A Comprehensive Evaluation of Large Language Models on Benchmark Biomedical Text Processing Tasks
It addresses the gap in understanding LLM capabilities for biomedical text processing, offering insights for researchers in computational biology and healthcare, but it is incremental as it focuses on benchmarking rather than introducing new methods.
This paper evaluated the performance of four large language models (LLMs) on six biomedical tasks across 26 datasets, finding that zero-shot LLMs can outperform fine-tuned biomedical models on datasets with smaller training sets, though they underperform on tasks with large annotated data.

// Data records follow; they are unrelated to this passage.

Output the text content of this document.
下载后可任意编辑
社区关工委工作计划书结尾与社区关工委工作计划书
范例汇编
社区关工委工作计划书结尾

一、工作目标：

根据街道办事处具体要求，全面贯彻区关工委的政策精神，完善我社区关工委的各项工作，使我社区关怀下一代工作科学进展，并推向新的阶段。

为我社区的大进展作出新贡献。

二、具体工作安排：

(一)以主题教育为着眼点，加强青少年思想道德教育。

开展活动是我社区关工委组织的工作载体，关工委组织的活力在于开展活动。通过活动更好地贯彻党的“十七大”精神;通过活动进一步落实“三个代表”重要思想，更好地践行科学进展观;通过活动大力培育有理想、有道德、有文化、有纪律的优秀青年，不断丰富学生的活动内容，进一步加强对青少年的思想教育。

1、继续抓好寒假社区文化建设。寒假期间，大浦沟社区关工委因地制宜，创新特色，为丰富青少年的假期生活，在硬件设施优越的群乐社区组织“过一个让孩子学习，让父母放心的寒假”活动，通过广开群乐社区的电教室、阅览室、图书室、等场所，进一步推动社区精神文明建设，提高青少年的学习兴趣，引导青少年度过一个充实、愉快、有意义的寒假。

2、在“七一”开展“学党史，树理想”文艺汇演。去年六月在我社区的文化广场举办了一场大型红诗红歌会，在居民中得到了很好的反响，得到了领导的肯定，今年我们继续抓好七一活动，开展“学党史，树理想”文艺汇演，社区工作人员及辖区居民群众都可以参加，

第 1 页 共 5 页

Recently, Large Language Models (LLM) have demonstrated impressive capability to solve a wide range of tasks. However, despite their success across various tasks, no prior work has investigated their capability in the biomedical domain yet. To this end, this paper aims to evaluate the performance of LLMs on benchmark biomedical tasks. For this purpose, we conduct a comprehensive evaluation of 4 popular LLMs in 6 diverse biomedical tasks across 26 datasets. To the best of our knowledge, this is the first work that conducts an extensive evaluation and comparison of various LLMs in the biomedical domain. Interestingly, we find based on our evaluation that in biomedical datasets that have smaller training sets, zero-shot LLMs even outperform the current state-of-the-art fine-tuned biomedical models. This suggests that pretraining on large text corpora makes LLMs quite specialized even in the biomedical domain. We also find that not a single LLM can outperform other LLMs in all tasks, with the performance of different LLMs may vary depending on the task. While their performance is still quite poor in comparison to the biomedical models that were fine-tuned on large training sets, our findings demonstrate that LLMs have the potential to be a valuable tool for various biomedical tasks that lack large annotated data.